Sábado, 21 de octubre de 2017

La madre de todas las afrentas         

Lo pusieron de moda los americanos: La madre de todas las batallas, la madre de todas las bombas, la madre de todos los errores en las encuestas….. Puestos a seguir la moda, podíamos afirmar que, para continuar con la coletilla de que somos diferentes, debajo de todas las piedra aparece la madre de todos los personajes empeñados en  dar un revolcón a España hasta que retroceda un siglo y vuelva a ser aquella nación decadente, en continua desavenencia, empeñada en la confrontación callejera y sedienta de revancha. Cualquier ocurrencia, por sorprendente que parezca, tiene cabida a la hora proponer modificaciones de la actual situación. Cuando estamos hablando de bufonadas peregrinas sin excesiva trascendencia, pueden dejarse de lado, esperando que, al final, impere el sentido común y no sean tenidas en cuenta. Pero es que, en estos momentos, cada día aparece algún renegado empeñado en desintegrar esta nación y, de paso, atentar contra la paz y la unidad de este pueblo, que no pocas veces ha tenido que sufrir los experimentos de otros españoles que, sin reparar en ofensas ni en transgresiones de la norma, quebraron la armonía y el bienestar, hasta provocar la lucha sangrienta entre hermanos. Por eso digo que estamos atravesando una situación que podríamos definir como “La madre de todas las afrentas”.

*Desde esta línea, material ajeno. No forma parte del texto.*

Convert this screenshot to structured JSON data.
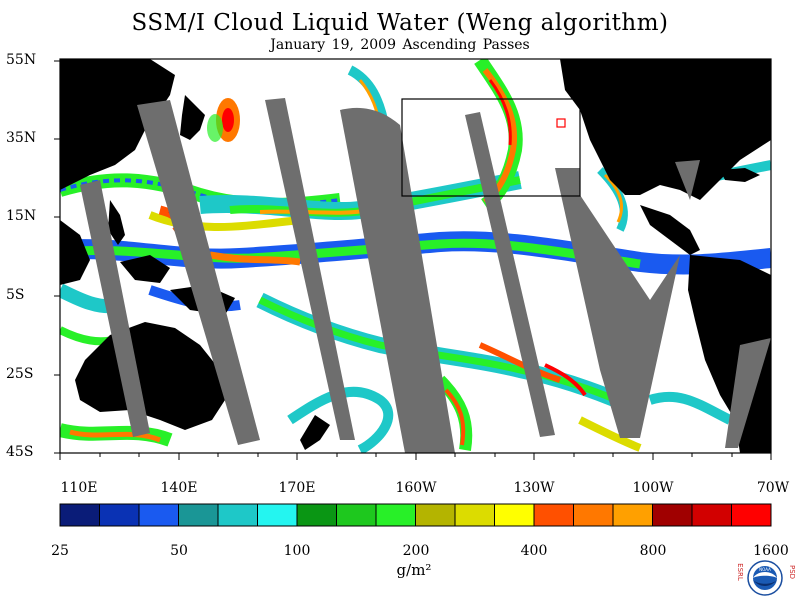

            La lista es larga, y el denominador común para la mayoría de protagonistas es alterar la situación actual hasta conseguir el cambio radical de nuestra forma de gobierno. El hecho de que cada idea parta de grupos minoritarios, sin capacidad suficiente para poder modificar sustancialmente nuestra Constitución, parece no preocuparlos demasiado. Será que esperan conseguirlo por medios ilícitos. Si no es recurriendo a métodos violentos ¿cómo pretenden lograrlo? Nuestro afán por ser diferentes, también afecta a ese empeño. Ejemplos tenemos, repartidos por todo el mundo, de naciones convertidas en República, que llevan largos años disfrutando de la paz y el bienestar. Es el resultado lógico de un sistema de repúblicas asépticas, sin apellidos, sean dirigidas por gobiernos progresistas o conservadores. Cuando esa república solamente se concibe con el apellido de socialista, fuera de España siempre hay que traducirlo como dictadura, y aquí, lo de socialista significa siempre comunista; si no de entrada, sí como final del experimento. En España, la República tuvo su acogida cuando fue concebida en su forma más genuina. Cuando la violencia y el rencor hicieron acto de presencia, vinieron el fracaso y la tragedia. A la Historia me remito.

            Hacia ese mundo idílico en el que se hacen incompatibles la libertad y la democracia, donde la igualdad está sólo en la carencia de las clases no dirigentes, en el que no se contempla la discrepancia, hacia ese paraíso es a donde quieren llevarnos los que no son capaces de condenar el terrorismo ni esas dictaduras tercermundistas que tiñen las calles de sangre y de hambre, los que equiparan a víctimas con verdugos. Que los partidos populistas participen de este aquelarre, entra dentro de lo previsto; no engañan, a pesar de los miles de adeptos que confían en ellos. Pero, ver en alguna foto dirigentes socialistas de la mano de los verdugos de excompañeros suyos, resulta muy triste y muy difícil de asumir. ¿Es que los órganos dirigentes no tienen nada que decir? Si así fuera, también significaría una soberana afrenta para más de uno.

            El cambio en la forma de gobierno llegará cuando los españoles estemos en condiciones de asumirlo como algo natural; cuando estemos convencidos de que no significará un retroceso en liberta y bienestar. Con el odio y la ofensa están condenados al fracaso la República y cualquier otro régimen.